Grâce à l’argent alloué par la Région, nous pouvons être aidés d’une costumière, d’une scénographe, et d’une comédienne ! Une chance rare dans l’Éducation nationale d’aujourd’hui, et il faut particulièrement remercier ici la Région de nous donner encore la possibilité de réaliser de tels projets.


Mercredi 2 décembre

Première séance avec les 2nde 1, l’ennemi de Moby Dick entre en scène, non sans avoir d’abord laissé la place à Stéphane Michaka. La confiance est déjà là et l’habitude aussi : Le Château plane encore et trois élèves en restent les témoins devant les autres. Immédiatement, on change d’espace. Les tables sont repoussées bruyamment au fond de la classe, les chaises s’organisent en arc de cercle et m’apparaissent presque comme un arc-en-ciel dans la morosité de la vie du lycée. Une belle écoute s’installe. Stéphane parle. Son respect impressionne. Pas de supériorité instaurée, une accessibilité presque irréelle, l’espace même en témoigne. On en parle d’ailleurs avec les élèves : leur position en « hémicycle », un dispositif « bi-frontal » qui casse le rapport hiérarchique. La question du théâtre arrive comme une évidence : être devant les autres, regarder, se regarder. Une fille, retranchée dans son manteau fermé à double tour, une autre, cachée derrière son foulard bleu turquoise, et pourtant par ailleurs tout en jaune fluo, le groupe des garçons aux coudes sur les genoux. Le théâtre comme apprentissage de soi, des autres, de la vie. Stéphane continue de gagner leur confiance. Je suis à côté, j’écoute autant que mes élèves, j’interviens parfois pour faire le lien avec le cours, je suis dans mon rôle.
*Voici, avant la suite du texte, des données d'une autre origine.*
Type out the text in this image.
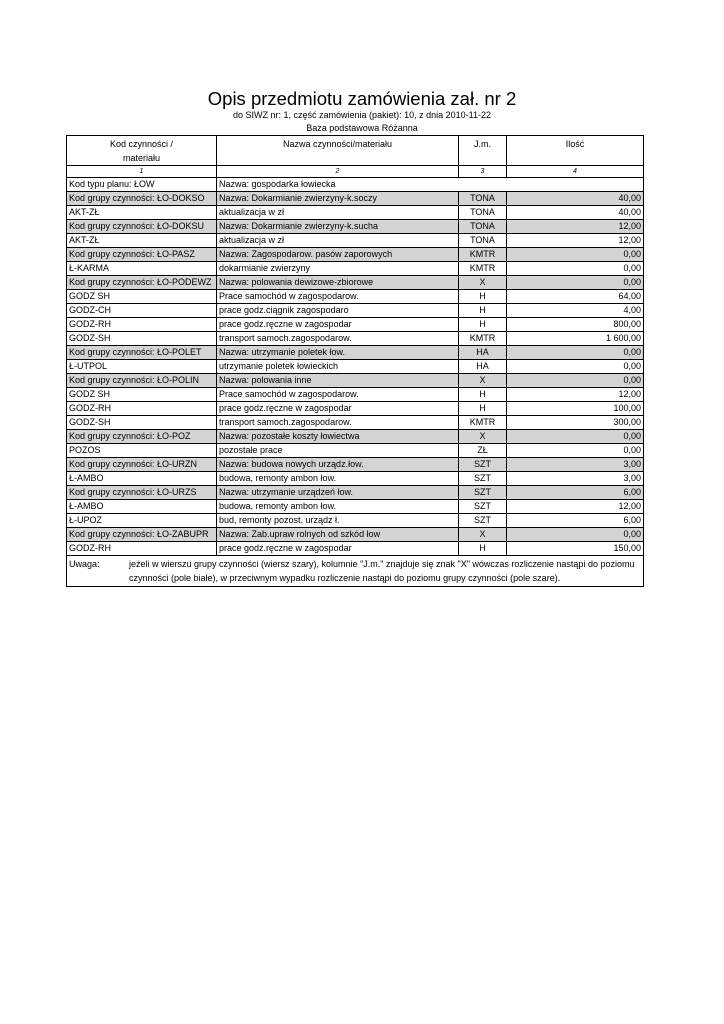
Opis przedmiotu zamówienia zał. nr 2
do SIWZ nr: 1, część zamówienia (pakiet): 10, z dnia 2010-11-22
Baza podstawowa Różanna
Kod czynności /
materiału	Nazwa czynności/materiału	J.m.	Ilość
1	2	3	4
Kod typu planu: ŁOW	Nazwa: gospodarka łowiecka		
Kod grupy czynności: ŁO-DOKSO	Nazwa: Dokarmianie zwierzyny-k.soczy	TONA	40,00
AKT-ZŁ	aktualizacja w zł	TONA	40,00
Kod grupy czynności: ŁO-DOKSU	Nazwa: Dokarmianie zwierzyny-k.sucha	TONA	12,00
AKT-ZŁ	aktualizacja w zł	TONA	12,00
Kod grupy czynności: ŁO-PASZ	Nazwa: Zagospodarow. pasów zaporowych	KMTR	0,00
Ł-KARMA	dokarmianie zwierzyny	KMTR	0,00
Kod grupy czynności: ŁO-PODEWZ	Nazwa: polowania dewizowe-zbiorowe	X	0,00
GODZ SH	Prace samochód w zagospodarow.	H	64,00
GODZ-CH	prace godz.ciągnik zagospodaro	H	4,00
GODZ-RH	prace godz.ręczne w zagospodar	H	800,00
GODZ-SH	transport samoch.zagospodarow.	KMTR	1 600,00
Kod grupy czynności: ŁO-POLET	Nazwa: utrzymanie poletek łow.	HA	0,00
Ł-UTPOL	utrzymanie poletek łowieckich	HA	0,00
Kod grupy czynności: ŁO-POLIN	Nazwa: polowania inne	X	0,00
GODZ SH	Prace samochód w zagospodarow.	H	12,00
GODZ-RH	prace godz.ręczne w zagospodar	H	100,00
GODZ-SH	transport samoch.zagospodarow.	KMTR	300,00
Kod grupy czynności: ŁO-POZ	Nazwa: pozostałe koszty łowiectwa	X	0,00
POZOS	pozostałe prace	ZŁ	0,00
Kod grupy czynności: ŁO-URZN	Nazwa: budowa nowych urządz.łow.	SZT	3,00
Ł-AMBO	budowa, remonty ambon łow.	SZT	3,00
Kod grupy czynności: ŁO-URZS	Nazwa: utrzymanie urządzeń łow.	SZT	6,00
Ł-AMBO	budowa, remonty ambon łow.	SZT	12,00
Ł-UPOZ	bud, remonty pozost. urządz ł.	SZT	6,00
Kod grupy czynności: ŁO-ZABUPR	Nazwa: Zab.upraw rolnych od szkód łow	X	0,00
GODZ-RH	prace godz.ręczne w zagospodar	H	150,00

Uwaga: jeżeli w wierszu grupy czynności (wiersz szary), kolumnie "J.m." znajduje się znak "X" wówczas rozliczenie nastąpi do poziomu czynności (pole białe), w przeciwnym wypadku rozliczenie nastąpi do poziomu grupy czynności (pole szare).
Et puis il commence à lire un passage du Cinquième Archet, l’une de ses pièces. Vienne et le début du XXe siècle, la valse et Freud. Hitler. Le passage est très poétique. Théa, l’une des héroïnes, met des mots sur la musique de Strauss, de Bach, la lecture est captivante (pour moi en tous cas), les élèves montrent de belles qualités d’écoute et ça m’encourage pour la suite. La discussion est amusante et les élèves semblent volontiers admettre tout ce qu’ils ne savent pas. Ce qu’est la psychanalyse, comment on danse une valse ou encore qui est Klimt… Il me semble qu’ils ont plus appris en deux heures qu’en un mois, juste par la magie de la présence, de l’aura d’un tiers écrivain, dans la classe.

La lecture de l’extrait de Moby Dick arrive ainsi tranquillement et quatre élèves sont désignés parmi les volontaires, pour lire ce texte. Achab revient sur sa vie passée, constate son aridité, elle le fait souffrir. Quand Melville évoque l’« acuité » de cette souffrance, Cindy lit « assuité ». Le sens échappe parfois, mais l’intention est juste. Je suis surprise de l’émotion qu’ils mettent dans leur lecture, alors que j’ai tant de difficultés à la faire émerger en classe. Je dis « en classe », comme si aujourd’hui, nous n’étions pas en classe… Tout le travail abattu jusque-là prend sens au moment de cette confrontation avec les élèves. On dépasse le simple cadre du cours pour arriver à ce qui fait l’essentiel de la littérature. Stéphane remercie ces volontaires de leur sincérité et de leur engagement. Nous revenons sur ces mots écorchés : l’« assuité », « réclus ». « Réclus » fait immédiatement écho à la réclusion. Leçon de vocabulaire. Impression que ces mots sont réellement écorchés vifs, bien vivants.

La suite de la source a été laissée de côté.